Assessment of neurologic injury and the evolution of severe neurologic injury is limited in comatose or critically ill patients that lack a reliable neurologic examination. For common yet severe pathologies such as the comatose state after cardiac arrest, aneurysmal subarachnoid hemorrhage (aSAH), and severe traumatic brain injury (TBI), critical medical decisions are made on the basis of the neurologic injury. Decisions regarding active intensive care management, need for neurosurgical intervention, and withdrawal of care, depend on a reliable, high-quality assessment of the true state of neurologic injury, and have traditionally relied on limited assessments such as intracranial pressure monitoring and electroencephalogram. However, even within TBI there exists a spectrum of disease that is likely not captured by such limited monitoring and thus a more directed effort towards obtaining a more robust biophysical signature of the individual patient must be undertaken. In this review, multimodal monitoring including the most promising serum markers of neuronal injury, cerebral microdialysis, brain tissue oxygenation, and pressure reactivity index to access brain microenvironment will be discussed with their utility among specific pathologies that may help determine a more complete picture of the neurologic injury state for active intensive care management and long-term outcomes. Goal-directed therapy guided by a multi-modality approach appears to be superior to standard intracranial pressure (ICP) guided therapy and should be explored further across multiple pathologies. Future directions including the application of optogenetics to evaluate brain injury and recovery and even as an adjunct monitoring modality will also be discussed.

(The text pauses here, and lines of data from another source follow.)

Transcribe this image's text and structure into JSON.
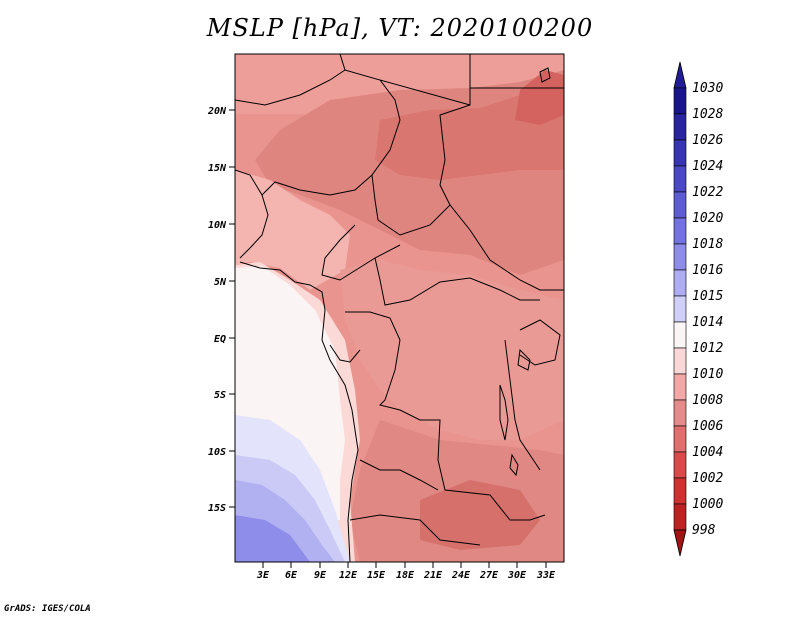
{
  "title": "MSLP [hPa], VT: 2020100200",
  "footer": "GrADS: IGES/COLA",
  "map": {
    "variable": "MSLP",
    "units": "hPa",
    "valid_time": "2020100200",
    "lon_range": [
      0,
      35
    ],
    "lat_range": [
      -20,
      24.5
    ],
    "lat_ticks": [
      {
        "value": 20,
        "label": "20N"
      },
      {
        "value": 15,
        "label": "15N"
      },
      {
        "value": 10,
        "label": "10N"
      },
      {
        "value": 5,
        "label": "5N"
      },
      {
        "value": 0,
        "label": "EQ"
      },
      {
        "value": -5,
        "label": "5S"
      },
      {
        "value": -10,
        "label": "10S"
      },
      {
        "value": -15,
        "label": "15S"
      }
    ],
    "lon_ticks": [
      {
        "value": 3,
        "label": "3E"
      },
      {
        "value": 6,
        "label": "6E"
      },
      {
        "value": 9,
        "label": "9E"
      },
      {
        "value": 12,
        "label": "12E"
      },
      {
        "value": 15,
        "label": "15E"
      },
      {
        "value": 18,
        "label": "18E"
      },
      {
        "value": 21,
        "label": "21E"
      },
      {
        "value": 24,
        "label": "24E"
      },
      {
        "value": 27,
        "label": "27E"
      },
      {
        "value": 30,
        "label": "30E"
      },
      {
        "value": 33,
        "label": "33E"
      }
    ]
  },
  "colorbar": {
    "levels": [
      {
        "label": "1030",
        "color": "#1a148c"
      },
      {
        "label": "1028",
        "color": "#2824a0"
      },
      {
        "label": "1026",
        "color": "#3835b2"
      },
      {
        "label": "1024",
        "color": "#4a48c4"
      },
      {
        "label": "1022",
        "color": "#5d5cd2"
      },
      {
        "label": "1020",
        "color": "#7472e0"
      },
      {
        "label": "1018",
        "color": "#8e8ce9"
      },
      {
        "label": "1016",
        "color": "#aeadf1"
      },
      {
        "label": "1015",
        "color": "#cfcff7"
      },
      {
        "label": "1014",
        "color": "#fbf6f6"
      },
      {
        "label": "1012",
        "color": "#fad8d8"
      },
      {
        "label": "1010",
        "color": "#f3a7a7"
      },
      {
        "label": "1008",
        "color": "#e58b8b"
      },
      {
        "label": "1006",
        "color": "#e16e6e"
      },
      {
        "label": "1004",
        "color": "#db4a4a"
      },
      {
        "label": "1002",
        "color": "#cf3030"
      },
      {
        "label": "1000",
        "color": "#bc2222"
      },
      {
        "label": "998",
        "color": "#a51616"
      }
    ],
    "top_color": "#201c95",
    "bottom_color": "#a11414"
  }
}
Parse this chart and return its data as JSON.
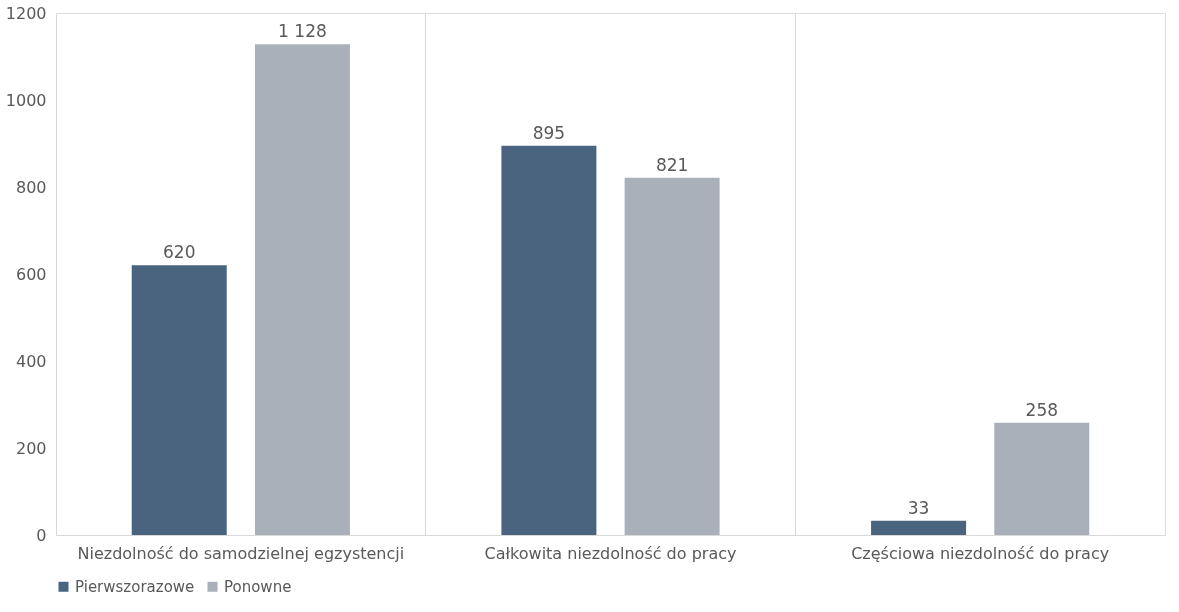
{
  "chart_data": {
    "type": "bar",
    "categories": [
      "Niezdolność do samodzielnej egzystencji",
      "Całkowita niezdolność do pracy",
      "Częściowa niezdolność do pracy"
    ],
    "series": [
      {
        "name": "Pierwszorazowe",
        "color": "#4a6480",
        "values": [
          620,
          895,
          33
        ],
        "value_labels": [
          "620",
          "895",
          "33"
        ]
      },
      {
        "name": "Ponowne",
        "color": "#a9b0ba",
        "values": [
          1128,
          821,
          258
        ],
        "value_labels": [
          "1 128",
          "821",
          "258"
        ]
      }
    ],
    "ylim": [
      0,
      1200
    ],
    "yticks": [
      0,
      200,
      400,
      600,
      800,
      1000,
      1200
    ],
    "grid": "x",
    "legend": "bottom"
  }
}
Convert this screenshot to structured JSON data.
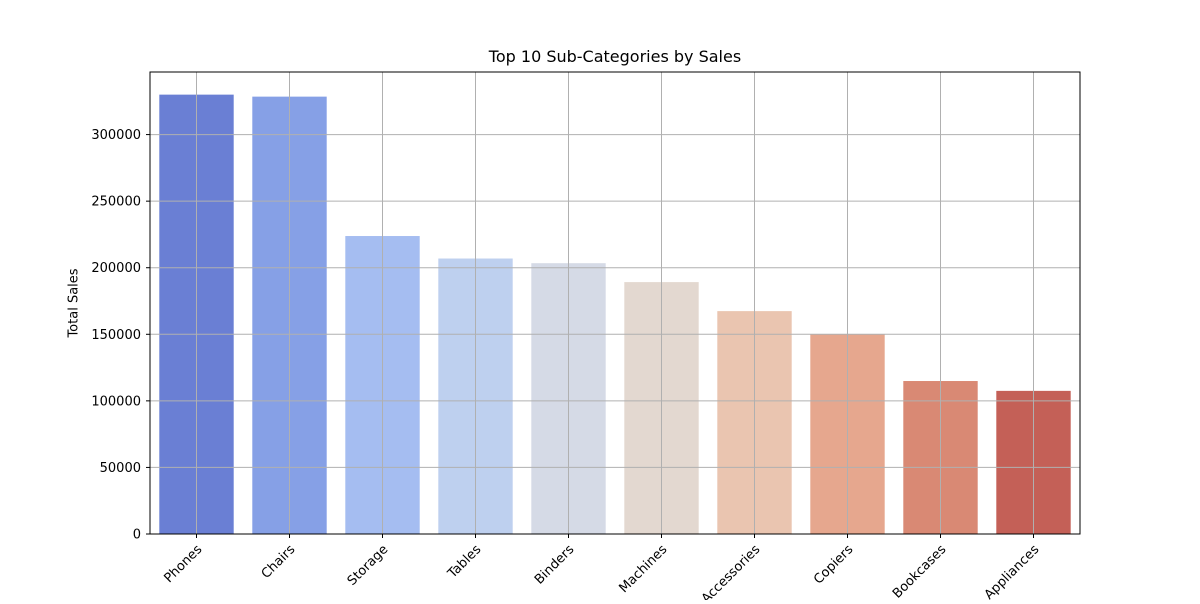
{
  "chart_data": {
    "type": "bar",
    "title": "Top 10 Sub-Categories by Sales",
    "xlabel": "",
    "ylabel": "Total Sales",
    "categories": [
      "Phones",
      "Chairs",
      "Storage",
      "Tables",
      "Binders",
      "Machines",
      "Accessories",
      "Copiers",
      "Bookcases",
      "Appliances"
    ],
    "values": [
      330000,
      328500,
      223800,
      206900,
      203400,
      189200,
      167400,
      150000,
      114900,
      107500
    ],
    "colors": [
      "#6a7fd4",
      "#86a0e6",
      "#a5bdf1",
      "#bed0ef",
      "#d5dae6",
      "#e3d8d0",
      "#eac5b0",
      "#e6a78e",
      "#d98974",
      "#c46057"
    ],
    "ylim": [
      0,
      347000
    ],
    "yticks": [
      0,
      50000,
      100000,
      150000,
      200000,
      250000,
      300000
    ],
    "grid": true,
    "legend": "none"
  }
}
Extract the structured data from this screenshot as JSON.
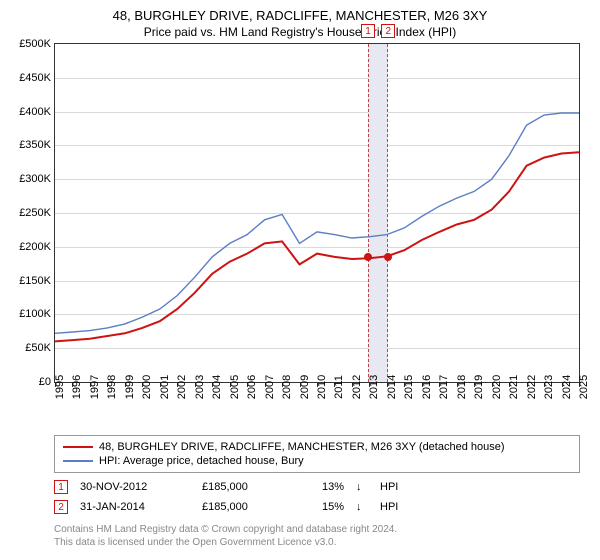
{
  "title": "48, BURGHLEY DRIVE, RADCLIFFE, MANCHESTER, M26 3XY",
  "subtitle": "Price paid vs. HM Land Registry's House Price Index (HPI)",
  "chart": {
    "type": "line",
    "background_color": "#ffffff",
    "grid_color": "#d9d9d9",
    "border_color": "#333333",
    "ylim": [
      0,
      500000
    ],
    "ytick_step": 50000,
    "yticks_labels": [
      "£0",
      "£50K",
      "£100K",
      "£150K",
      "£200K",
      "£250K",
      "£300K",
      "£350K",
      "£400K",
      "£450K",
      "£500K"
    ],
    "xyears": [
      1995,
      1996,
      1997,
      1998,
      1999,
      2000,
      2001,
      2002,
      2003,
      2004,
      2005,
      2006,
      2007,
      2008,
      2009,
      2010,
      2011,
      2012,
      2013,
      2014,
      2015,
      2016,
      2017,
      2018,
      2019,
      2020,
      2021,
      2022,
      2023,
      2024,
      2025
    ],
    "label_fontsize": 11,
    "series": [
      {
        "name": "property",
        "label": "48, BURGHLEY DRIVE, RADCLIFFE, MANCHESTER, M26 3XY (detached house)",
        "color": "#cd1313",
        "line_width": 2,
        "values": [
          60000,
          62000,
          64000,
          68000,
          72000,
          80000,
          90000,
          108000,
          132000,
          160000,
          178000,
          190000,
          205000,
          208000,
          174000,
          190000,
          185000,
          182000,
          183000,
          186000,
          195000,
          210000,
          222000,
          233000,
          240000,
          255000,
          282000,
          320000,
          332000,
          338000,
          340000
        ]
      },
      {
        "name": "hpi",
        "label": "HPI: Average price, detached house, Bury",
        "color": "#5a7fc4",
        "line_width": 1.4,
        "values": [
          72000,
          74000,
          76000,
          80000,
          86000,
          96000,
          108000,
          128000,
          155000,
          185000,
          205000,
          218000,
          240000,
          248000,
          205000,
          222000,
          218000,
          213000,
          215000,
          218000,
          228000,
          245000,
          260000,
          272000,
          282000,
          300000,
          335000,
          380000,
          395000,
          398000,
          398000
        ]
      }
    ],
    "highlight": {
      "x_start": 2012.92,
      "x_end": 2014.08,
      "band_color": "#e8e8f2",
      "dash_color": "#b44"
    },
    "sale_points": [
      {
        "n": 1,
        "x": 2012.92,
        "y": 185000,
        "color": "#cd1313"
      },
      {
        "n": 2,
        "x": 2014.08,
        "y": 185000,
        "color": "#cd1313"
      }
    ],
    "dot_radius": 4
  },
  "legend": {
    "items": [
      {
        "color": "#cd1313",
        "label": "48, BURGHLEY DRIVE, RADCLIFFE, MANCHESTER, M26 3XY (detached house)",
        "thick": 2
      },
      {
        "color": "#5a7fc4",
        "label": "HPI: Average price, detached house, Bury",
        "thick": 1.4
      }
    ]
  },
  "sales": [
    {
      "n": "1",
      "date": "30-NOV-2012",
      "price": "£185,000",
      "pct": "13%",
      "arrow": "↓",
      "vs": "HPI",
      "box_color": "#cd1313"
    },
    {
      "n": "2",
      "date": "31-JAN-2014",
      "price": "£185,000",
      "pct": "15%",
      "arrow": "↓",
      "vs": "HPI",
      "box_color": "#cd1313"
    }
  ],
  "footer_line1": "Contains HM Land Registry data © Crown copyright and database right 2024.",
  "footer_line2": "This data is licensed under the Open Government Licence v3.0."
}
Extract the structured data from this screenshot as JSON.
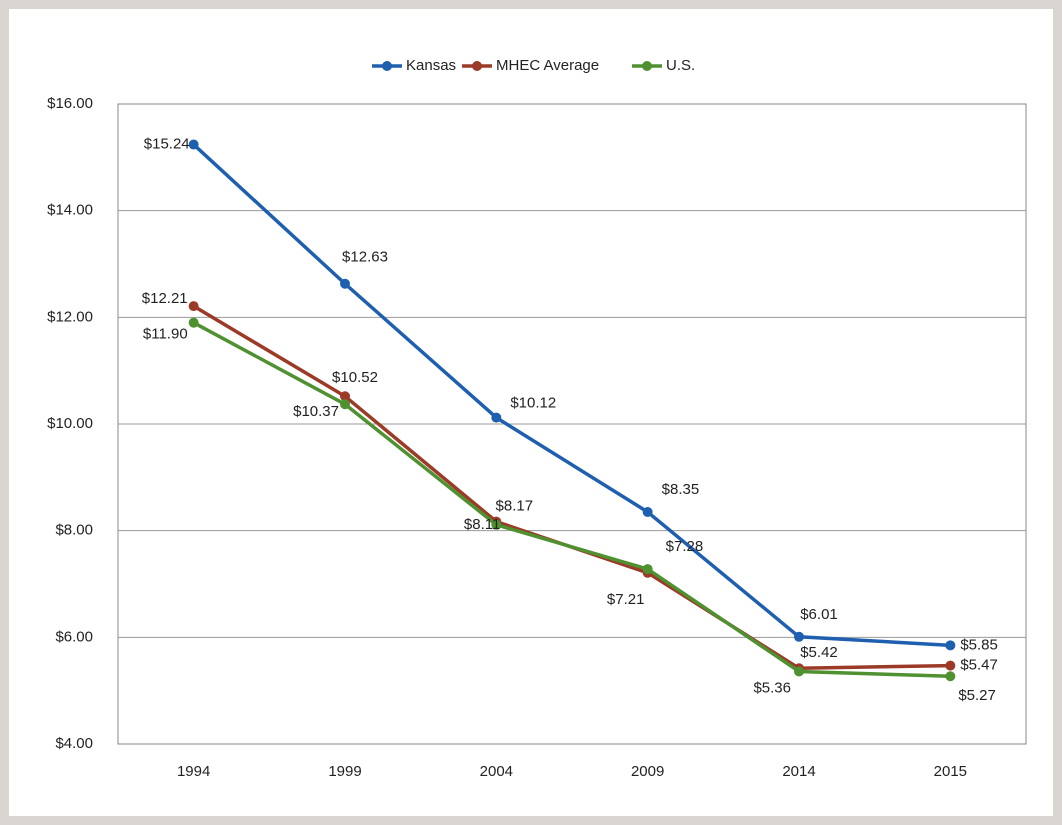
{
  "chart_data": {
    "type": "line",
    "categories": [
      "1994",
      "1999",
      "2004",
      "2009",
      "2014",
      "2015"
    ],
    "series": [
      {
        "name": "Kansas",
        "color": "#1f5fb0",
        "values": [
          15.24,
          12.63,
          10.12,
          8.35,
          6.01,
          5.85
        ],
        "value_labels": [
          "$15.24",
          "$12.63",
          "$10.12",
          "$8.35",
          "$6.01",
          "$5.85"
        ]
      },
      {
        "name": "MHEC Average",
        "color": "#9b3a26",
        "values": [
          12.21,
          10.52,
          8.17,
          7.21,
          5.42,
          5.47
        ],
        "value_labels": [
          "$12.21",
          "$10.52",
          "$8.17",
          "$7.21",
          "$5.42",
          "$5.47"
        ]
      },
      {
        "name": "U.S.",
        "color": "#4f9130",
        "values": [
          11.9,
          10.37,
          8.11,
          7.28,
          5.36,
          5.27
        ],
        "value_labels": [
          "$11.90",
          "$10.37",
          "$8.11",
          "$7.28",
          "$5.36",
          "$5.27"
        ]
      }
    ],
    "ylim": [
      4,
      16
    ],
    "yticks": [
      {
        "value": 4,
        "label": "$4.00"
      },
      {
        "value": 6,
        "label": "$6.00"
      },
      {
        "value": 8,
        "label": "$8.00"
      },
      {
        "value": 10,
        "label": "$10.00"
      },
      {
        "value": 12,
        "label": "$12.00"
      },
      {
        "value": 14,
        "label": "$14.00"
      },
      {
        "value": 16,
        "label": "$16.00"
      }
    ],
    "grid": true,
    "legend": "top"
  }
}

对于缺乏可靠神经学检查的昏迷或重症患者,神经损伤评估及严重神经损伤的演变情况受到限制。对于常见但严重的病症,如心脏骤停后的昏迷状态、动脉瘤性蛛网膜下腔出血(aSAH)和严重创伤性脑损伤(TBI),关键的医疗决策是基于神经损伤做出的。关于积极的重症监护管理、神经外科干预的必要性以及停止治疗的决策,取决于对神经损伤真实状态的可靠、高质量评估,并且传统上依赖于诸如颅内压监测和脑电图等有限的评估方法。然而,即使在TBI范围内,也存在一系列疾病,可能无法通过这种有限的监测来捕捉,因此必须做出更有针对性的努力,以获得个体患者更强大的生物物理特征。在本综述中,将讨论多模态监测,包括最有前景的神经元损伤血清标志物、脑微透析、脑组织氧合以及用于评估脑微环境的压力反应指数,以及它们在特定病症中的效用,这可能有助于更全面地了解神经损伤状态,以进行积极的重症监护管理和长期预后评估。以多模态方法为指导的目标导向治疗似乎优于标准颅内压(ICP)导向治疗,应在多种病症中进一步探索。还将讨论未来的方向,包括应用光遗传学评估脑损伤和恢复情况,甚至作为一种辅助监测方式。